In case Infosys and HCL Tech do provide a formal outlook, we would expect a 2 per cent to 4 per cent YoY cc revenue decline guidance for FY21. “In our opinion, formal guidance would also signal that the companies are much more confident of client spending trends and may strengthen the underlying belief that the offshore techs are likely to see stability in the Sep’20 quarter and growth in H2FY21 as the companies had suggested post-March’20 quarter results.”

On another front, the IT sector companies are likely to look out for acquisitions as the valuations have dipped to new levels. Infosys CEO Salil Parekh at the company’s AGM said they are actively looking at acquisitions in a major way to take advantage of the low valuations.

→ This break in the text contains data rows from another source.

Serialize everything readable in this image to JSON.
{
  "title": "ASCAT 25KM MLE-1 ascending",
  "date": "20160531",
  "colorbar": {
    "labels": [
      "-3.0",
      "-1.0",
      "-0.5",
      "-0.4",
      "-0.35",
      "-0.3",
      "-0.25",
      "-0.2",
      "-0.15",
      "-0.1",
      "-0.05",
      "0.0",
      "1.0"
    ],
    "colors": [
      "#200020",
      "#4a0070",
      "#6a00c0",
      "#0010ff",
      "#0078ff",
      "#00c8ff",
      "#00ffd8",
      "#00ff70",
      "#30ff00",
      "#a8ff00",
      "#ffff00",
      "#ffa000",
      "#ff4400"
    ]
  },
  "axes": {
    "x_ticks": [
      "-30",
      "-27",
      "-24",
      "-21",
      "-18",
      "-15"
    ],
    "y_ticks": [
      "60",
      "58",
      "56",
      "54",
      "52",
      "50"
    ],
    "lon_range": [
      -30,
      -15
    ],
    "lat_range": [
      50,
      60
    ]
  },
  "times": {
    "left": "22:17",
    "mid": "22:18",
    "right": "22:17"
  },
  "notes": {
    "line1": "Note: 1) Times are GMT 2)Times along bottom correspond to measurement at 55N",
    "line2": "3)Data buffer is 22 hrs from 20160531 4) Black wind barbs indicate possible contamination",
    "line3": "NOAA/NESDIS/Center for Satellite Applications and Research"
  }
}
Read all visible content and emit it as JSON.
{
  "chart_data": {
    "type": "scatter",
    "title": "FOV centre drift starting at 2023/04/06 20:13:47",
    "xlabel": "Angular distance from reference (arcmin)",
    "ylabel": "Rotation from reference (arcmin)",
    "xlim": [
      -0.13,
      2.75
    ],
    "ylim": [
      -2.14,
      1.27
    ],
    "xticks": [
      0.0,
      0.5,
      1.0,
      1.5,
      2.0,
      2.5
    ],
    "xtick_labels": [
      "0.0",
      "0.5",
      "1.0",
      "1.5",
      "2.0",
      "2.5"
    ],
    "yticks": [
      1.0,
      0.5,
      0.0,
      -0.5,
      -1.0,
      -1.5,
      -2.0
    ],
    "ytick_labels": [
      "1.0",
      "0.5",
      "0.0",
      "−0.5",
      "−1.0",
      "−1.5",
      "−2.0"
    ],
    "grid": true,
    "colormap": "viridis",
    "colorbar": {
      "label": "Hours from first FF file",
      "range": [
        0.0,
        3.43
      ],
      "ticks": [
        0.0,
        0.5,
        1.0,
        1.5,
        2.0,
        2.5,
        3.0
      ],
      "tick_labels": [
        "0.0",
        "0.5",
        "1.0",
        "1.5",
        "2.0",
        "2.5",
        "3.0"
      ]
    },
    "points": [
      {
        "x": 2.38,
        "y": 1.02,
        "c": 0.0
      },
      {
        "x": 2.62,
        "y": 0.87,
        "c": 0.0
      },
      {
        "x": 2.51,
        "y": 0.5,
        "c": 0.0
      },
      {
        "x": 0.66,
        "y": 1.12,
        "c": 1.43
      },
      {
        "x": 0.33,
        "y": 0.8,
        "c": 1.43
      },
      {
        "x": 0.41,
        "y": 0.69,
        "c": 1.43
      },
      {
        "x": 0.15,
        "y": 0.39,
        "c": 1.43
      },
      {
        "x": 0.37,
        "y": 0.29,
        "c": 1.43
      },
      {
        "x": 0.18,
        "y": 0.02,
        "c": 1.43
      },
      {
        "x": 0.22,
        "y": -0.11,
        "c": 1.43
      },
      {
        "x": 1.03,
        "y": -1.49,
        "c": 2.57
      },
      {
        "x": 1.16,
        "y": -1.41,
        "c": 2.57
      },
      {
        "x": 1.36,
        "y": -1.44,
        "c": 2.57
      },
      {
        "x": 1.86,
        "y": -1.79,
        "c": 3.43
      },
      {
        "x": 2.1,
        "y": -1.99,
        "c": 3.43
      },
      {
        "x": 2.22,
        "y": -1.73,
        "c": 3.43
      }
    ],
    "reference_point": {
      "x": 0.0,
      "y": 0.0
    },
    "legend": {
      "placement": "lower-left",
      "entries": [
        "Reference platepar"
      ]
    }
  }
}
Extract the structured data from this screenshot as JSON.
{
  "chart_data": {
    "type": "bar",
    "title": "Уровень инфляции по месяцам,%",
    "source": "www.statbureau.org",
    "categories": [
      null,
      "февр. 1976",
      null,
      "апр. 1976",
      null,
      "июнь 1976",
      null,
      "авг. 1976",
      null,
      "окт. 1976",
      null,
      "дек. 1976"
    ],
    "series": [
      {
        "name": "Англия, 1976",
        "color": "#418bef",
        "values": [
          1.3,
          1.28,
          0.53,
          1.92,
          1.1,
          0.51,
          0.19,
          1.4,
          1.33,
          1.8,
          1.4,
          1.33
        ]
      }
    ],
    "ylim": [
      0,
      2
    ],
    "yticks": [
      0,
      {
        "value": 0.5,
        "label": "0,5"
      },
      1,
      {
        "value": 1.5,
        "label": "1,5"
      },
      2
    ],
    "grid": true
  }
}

However, according to PhilipCapital Research, the Indian IT services’ sector appears to be a skewed landscape right now with six “mega” companies with revenues in $5 billion-$20 billion range and a plethora of “mid-cap” companies in the $500 million-$1 billion range. “The mega-companies have typically dominated the big-ticket enterprise deals, while the midcaps have been focussing on smaller, complex deals in niche domains. Over the last decade, only one company has managed to migrate from one “band” to the other – TechM which bought Satyam Computers,” the analysts at PhilipCapital said.